The Angel's Game by Carlos Ruiz Zafon is a mysterious, macabre, and Poe-like page-turner. I'd previously read The Shadow of the Wind, and knew Zafon is a good storyteller. The Angel's Game is darker and more gruesome than Shadow, although some of the same themes surface--libraries and booksellers and mysterious abandoned mansions.

Our hero is David Martin, who was abandoned by his mother and raised by his father. He was orphaned at a young age, and due to a wealthy sponsor and a crusty but caring editor, Martin became a popular writer of sensationalist serials. As the sordid association with a team of greedy publishers becomes too much for Martin to bear, a French publisher named Andreas Corelli makes Martin an offer he can't refuse. Not that he doesn't try. Factor in the daughter of his sponsor's chauffeur and a saucy teenaged would-be writer/housekeeper/roommate, and you very nearly have the complete cast of characters.

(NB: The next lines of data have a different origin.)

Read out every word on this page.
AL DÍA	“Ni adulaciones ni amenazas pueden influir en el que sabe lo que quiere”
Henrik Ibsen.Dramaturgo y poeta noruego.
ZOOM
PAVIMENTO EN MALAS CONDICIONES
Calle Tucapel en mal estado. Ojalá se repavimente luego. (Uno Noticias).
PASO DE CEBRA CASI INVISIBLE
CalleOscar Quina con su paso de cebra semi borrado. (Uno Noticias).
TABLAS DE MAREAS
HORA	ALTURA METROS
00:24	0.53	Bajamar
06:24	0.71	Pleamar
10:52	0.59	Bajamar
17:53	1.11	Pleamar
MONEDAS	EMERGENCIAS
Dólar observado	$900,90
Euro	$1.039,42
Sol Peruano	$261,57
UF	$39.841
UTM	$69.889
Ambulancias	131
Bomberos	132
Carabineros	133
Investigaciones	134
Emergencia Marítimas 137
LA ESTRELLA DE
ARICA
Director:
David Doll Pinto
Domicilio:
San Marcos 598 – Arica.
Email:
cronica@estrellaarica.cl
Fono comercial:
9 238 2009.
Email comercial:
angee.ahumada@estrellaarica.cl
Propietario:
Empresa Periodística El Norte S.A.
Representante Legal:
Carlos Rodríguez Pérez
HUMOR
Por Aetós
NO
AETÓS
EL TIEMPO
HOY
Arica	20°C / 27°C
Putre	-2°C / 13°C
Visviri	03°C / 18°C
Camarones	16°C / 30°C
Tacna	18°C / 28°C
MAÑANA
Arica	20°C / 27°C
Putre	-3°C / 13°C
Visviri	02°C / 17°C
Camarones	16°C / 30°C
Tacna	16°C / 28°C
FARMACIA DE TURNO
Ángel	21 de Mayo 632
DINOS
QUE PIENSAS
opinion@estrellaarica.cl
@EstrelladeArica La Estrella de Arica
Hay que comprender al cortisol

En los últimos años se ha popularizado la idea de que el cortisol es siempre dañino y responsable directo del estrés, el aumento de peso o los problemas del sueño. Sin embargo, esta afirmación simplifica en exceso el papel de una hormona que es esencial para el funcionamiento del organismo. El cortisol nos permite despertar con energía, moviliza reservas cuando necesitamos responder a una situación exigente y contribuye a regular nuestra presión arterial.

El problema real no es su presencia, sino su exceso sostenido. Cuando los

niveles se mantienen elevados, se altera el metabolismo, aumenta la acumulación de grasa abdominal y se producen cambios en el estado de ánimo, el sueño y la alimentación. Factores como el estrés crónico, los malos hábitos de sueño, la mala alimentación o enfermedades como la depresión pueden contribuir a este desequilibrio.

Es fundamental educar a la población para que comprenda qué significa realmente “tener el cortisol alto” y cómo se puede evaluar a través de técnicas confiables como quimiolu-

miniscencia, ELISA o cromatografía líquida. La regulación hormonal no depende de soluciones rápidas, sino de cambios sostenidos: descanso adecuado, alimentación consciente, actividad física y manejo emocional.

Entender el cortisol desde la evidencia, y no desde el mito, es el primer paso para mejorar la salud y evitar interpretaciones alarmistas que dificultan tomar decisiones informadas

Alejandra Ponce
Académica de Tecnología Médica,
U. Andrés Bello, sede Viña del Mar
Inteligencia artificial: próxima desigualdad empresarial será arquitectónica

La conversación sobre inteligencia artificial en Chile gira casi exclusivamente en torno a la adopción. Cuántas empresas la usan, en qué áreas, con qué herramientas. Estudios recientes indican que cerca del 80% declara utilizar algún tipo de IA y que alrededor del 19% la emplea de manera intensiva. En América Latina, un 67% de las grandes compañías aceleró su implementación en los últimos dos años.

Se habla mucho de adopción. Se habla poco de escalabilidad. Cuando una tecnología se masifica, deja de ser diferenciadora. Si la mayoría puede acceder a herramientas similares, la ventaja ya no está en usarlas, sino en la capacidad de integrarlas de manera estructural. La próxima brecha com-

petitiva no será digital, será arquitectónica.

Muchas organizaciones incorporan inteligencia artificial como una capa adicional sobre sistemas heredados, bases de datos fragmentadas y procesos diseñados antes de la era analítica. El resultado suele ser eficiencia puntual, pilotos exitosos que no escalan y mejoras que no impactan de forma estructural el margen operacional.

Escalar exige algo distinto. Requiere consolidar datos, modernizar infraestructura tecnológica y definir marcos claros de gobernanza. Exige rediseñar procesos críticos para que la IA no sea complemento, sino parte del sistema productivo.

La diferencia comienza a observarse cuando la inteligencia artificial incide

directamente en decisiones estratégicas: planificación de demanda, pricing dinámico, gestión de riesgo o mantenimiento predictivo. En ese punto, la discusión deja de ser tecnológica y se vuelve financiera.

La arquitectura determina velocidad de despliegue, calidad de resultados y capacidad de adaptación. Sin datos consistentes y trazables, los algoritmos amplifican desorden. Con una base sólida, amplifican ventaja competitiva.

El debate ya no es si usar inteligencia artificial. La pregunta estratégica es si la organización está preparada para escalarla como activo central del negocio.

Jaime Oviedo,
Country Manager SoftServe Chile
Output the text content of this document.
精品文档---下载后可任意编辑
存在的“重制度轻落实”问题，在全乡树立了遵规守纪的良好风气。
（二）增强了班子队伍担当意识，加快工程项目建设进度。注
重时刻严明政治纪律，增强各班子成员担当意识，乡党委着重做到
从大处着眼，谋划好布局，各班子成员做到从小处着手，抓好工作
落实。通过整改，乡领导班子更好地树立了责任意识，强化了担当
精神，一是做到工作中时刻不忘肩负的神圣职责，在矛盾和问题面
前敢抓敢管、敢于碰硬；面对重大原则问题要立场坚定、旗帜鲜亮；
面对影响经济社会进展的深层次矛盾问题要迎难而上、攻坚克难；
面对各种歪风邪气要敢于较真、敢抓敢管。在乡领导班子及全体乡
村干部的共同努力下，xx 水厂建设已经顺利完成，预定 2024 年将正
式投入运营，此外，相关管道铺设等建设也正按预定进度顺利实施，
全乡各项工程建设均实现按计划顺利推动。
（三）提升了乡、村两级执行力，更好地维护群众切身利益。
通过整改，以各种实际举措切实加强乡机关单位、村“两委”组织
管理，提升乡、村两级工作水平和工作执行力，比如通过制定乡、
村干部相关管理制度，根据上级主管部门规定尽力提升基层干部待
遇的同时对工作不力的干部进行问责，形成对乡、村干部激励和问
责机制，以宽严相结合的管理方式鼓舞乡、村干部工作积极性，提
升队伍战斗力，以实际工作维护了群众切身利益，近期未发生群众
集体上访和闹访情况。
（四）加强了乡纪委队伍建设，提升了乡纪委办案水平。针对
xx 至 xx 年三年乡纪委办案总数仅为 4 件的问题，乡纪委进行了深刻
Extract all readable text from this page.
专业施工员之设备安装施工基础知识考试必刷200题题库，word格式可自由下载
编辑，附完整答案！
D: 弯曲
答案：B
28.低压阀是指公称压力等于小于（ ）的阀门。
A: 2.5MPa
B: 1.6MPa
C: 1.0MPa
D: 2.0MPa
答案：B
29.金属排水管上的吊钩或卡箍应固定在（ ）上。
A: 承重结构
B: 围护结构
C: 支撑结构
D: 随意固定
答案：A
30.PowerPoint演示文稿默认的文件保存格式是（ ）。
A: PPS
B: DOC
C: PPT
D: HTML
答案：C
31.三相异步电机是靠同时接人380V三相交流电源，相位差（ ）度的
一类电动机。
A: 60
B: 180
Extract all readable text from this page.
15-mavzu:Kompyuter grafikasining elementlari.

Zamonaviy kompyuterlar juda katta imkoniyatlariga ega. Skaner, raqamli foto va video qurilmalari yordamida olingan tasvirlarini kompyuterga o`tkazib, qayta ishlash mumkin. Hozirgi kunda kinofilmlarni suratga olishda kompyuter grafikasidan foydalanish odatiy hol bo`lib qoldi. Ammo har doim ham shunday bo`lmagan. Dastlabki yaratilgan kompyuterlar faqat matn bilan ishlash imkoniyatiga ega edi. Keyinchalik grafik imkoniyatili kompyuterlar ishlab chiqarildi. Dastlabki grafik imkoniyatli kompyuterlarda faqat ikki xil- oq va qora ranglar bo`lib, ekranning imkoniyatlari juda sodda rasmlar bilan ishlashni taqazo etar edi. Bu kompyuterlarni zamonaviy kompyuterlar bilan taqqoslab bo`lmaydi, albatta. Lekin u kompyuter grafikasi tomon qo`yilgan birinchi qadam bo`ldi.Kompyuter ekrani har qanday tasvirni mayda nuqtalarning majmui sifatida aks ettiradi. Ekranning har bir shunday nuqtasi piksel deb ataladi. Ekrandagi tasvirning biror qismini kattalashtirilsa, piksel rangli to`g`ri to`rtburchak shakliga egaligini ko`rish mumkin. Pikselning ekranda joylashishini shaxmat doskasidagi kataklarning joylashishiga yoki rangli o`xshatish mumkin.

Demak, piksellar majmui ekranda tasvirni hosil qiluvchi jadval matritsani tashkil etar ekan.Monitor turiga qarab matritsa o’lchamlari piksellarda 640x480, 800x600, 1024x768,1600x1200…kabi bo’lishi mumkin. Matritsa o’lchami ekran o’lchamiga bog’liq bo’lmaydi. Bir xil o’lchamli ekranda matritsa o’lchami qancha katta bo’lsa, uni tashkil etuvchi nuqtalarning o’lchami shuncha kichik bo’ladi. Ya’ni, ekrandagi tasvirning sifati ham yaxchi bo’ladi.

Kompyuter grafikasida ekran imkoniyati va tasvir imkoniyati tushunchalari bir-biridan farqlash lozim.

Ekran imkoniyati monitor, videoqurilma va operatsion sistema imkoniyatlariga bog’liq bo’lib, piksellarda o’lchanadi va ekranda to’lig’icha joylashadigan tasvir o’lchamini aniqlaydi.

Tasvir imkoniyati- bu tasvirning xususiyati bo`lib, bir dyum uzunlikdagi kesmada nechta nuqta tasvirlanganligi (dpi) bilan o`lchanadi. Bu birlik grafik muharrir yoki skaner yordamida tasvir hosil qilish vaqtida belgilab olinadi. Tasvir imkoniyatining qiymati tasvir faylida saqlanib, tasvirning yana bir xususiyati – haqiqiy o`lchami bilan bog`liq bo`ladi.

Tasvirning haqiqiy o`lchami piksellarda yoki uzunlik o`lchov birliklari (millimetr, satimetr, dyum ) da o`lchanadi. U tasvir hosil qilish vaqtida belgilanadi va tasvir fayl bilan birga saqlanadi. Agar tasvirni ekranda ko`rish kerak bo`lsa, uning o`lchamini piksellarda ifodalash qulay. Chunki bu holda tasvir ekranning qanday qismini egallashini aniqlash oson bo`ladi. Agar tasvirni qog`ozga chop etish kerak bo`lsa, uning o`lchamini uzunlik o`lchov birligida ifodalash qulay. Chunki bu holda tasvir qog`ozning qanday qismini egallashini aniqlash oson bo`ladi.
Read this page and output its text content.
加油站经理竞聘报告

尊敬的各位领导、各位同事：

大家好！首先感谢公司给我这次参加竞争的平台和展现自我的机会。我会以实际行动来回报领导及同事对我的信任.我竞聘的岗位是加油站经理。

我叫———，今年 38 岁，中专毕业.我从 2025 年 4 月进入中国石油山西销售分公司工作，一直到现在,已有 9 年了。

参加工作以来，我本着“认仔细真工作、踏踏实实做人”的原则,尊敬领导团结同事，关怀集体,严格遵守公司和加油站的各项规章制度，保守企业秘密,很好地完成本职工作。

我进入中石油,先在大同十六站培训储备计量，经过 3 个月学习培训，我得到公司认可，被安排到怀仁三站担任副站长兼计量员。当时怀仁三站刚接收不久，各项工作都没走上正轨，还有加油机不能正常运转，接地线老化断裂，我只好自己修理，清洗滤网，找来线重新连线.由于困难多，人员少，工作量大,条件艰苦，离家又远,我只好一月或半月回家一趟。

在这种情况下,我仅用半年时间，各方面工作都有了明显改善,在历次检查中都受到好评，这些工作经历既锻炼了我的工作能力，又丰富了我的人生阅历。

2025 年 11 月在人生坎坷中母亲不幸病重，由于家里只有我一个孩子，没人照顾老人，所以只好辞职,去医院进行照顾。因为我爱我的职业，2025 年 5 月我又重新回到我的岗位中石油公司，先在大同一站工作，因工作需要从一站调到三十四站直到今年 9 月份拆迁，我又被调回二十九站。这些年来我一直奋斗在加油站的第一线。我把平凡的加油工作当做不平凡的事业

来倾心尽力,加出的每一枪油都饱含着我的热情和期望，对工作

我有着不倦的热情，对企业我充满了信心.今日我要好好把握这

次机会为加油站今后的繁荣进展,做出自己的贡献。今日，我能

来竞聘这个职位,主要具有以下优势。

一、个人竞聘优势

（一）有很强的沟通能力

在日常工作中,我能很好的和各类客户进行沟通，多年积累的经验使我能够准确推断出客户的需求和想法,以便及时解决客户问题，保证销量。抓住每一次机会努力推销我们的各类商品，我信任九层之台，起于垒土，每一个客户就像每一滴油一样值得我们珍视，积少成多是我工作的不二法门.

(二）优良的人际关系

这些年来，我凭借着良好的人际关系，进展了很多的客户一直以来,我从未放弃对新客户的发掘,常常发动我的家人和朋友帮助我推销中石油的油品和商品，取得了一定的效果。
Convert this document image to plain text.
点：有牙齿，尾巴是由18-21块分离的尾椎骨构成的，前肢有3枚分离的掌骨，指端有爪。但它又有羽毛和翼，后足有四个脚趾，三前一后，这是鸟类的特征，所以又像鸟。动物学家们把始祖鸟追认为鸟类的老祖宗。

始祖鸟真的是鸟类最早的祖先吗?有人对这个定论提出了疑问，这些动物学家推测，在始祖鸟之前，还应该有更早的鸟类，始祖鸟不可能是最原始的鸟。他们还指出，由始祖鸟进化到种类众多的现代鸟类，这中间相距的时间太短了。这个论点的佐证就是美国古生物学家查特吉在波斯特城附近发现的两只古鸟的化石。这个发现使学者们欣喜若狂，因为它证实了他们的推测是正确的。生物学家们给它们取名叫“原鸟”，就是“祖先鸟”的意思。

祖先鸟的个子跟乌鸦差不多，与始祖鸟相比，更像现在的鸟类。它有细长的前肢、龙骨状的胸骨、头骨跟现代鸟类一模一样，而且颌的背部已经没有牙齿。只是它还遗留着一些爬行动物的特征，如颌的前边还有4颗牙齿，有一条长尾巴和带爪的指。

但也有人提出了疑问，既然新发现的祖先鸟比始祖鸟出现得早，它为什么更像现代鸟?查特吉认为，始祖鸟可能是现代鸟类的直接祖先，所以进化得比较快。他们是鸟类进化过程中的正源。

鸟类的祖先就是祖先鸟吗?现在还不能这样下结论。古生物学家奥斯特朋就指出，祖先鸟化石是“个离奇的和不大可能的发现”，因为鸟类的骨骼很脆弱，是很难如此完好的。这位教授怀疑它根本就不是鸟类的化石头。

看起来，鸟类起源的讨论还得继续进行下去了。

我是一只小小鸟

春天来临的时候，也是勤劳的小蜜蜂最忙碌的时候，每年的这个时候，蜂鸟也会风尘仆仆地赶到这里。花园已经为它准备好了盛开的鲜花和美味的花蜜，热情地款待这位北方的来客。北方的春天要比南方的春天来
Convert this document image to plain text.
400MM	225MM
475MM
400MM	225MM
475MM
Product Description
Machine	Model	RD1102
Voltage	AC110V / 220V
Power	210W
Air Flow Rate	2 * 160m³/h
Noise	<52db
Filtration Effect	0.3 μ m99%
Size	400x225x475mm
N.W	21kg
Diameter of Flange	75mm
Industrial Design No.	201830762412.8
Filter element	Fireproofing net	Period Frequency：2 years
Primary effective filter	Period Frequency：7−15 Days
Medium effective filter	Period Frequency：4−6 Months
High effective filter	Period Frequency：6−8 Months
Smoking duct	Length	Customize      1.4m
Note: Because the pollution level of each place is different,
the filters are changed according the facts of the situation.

The book's appeal is the story. It's not that we care very much for Martin or any of the other characters (the bookstore owner and the crusty editor are likeable enough, but our exposure to them is so infrequent that any connection is too light to sustain any particular interest in their fates), it's that we want to solve the mystery. Is Corelli real? Is he "the undead"? Is he a puppet? Is he a figment of Martin's imagination? Are the gruesome murders that are interspersed throughout the book by the hand of Martin, as the police suspect? Is Martin simply insane?

The reader shouldn't be overly hopeful that all of these questions are answered by the book's end. I won't spoil the ending, except to say that you are left with the impression that Martin will have some peace.

Zafon's novels are translated from Spanish. The Angel's Game was published by Doubleday in 2009. Zafon's website can be found at Random House.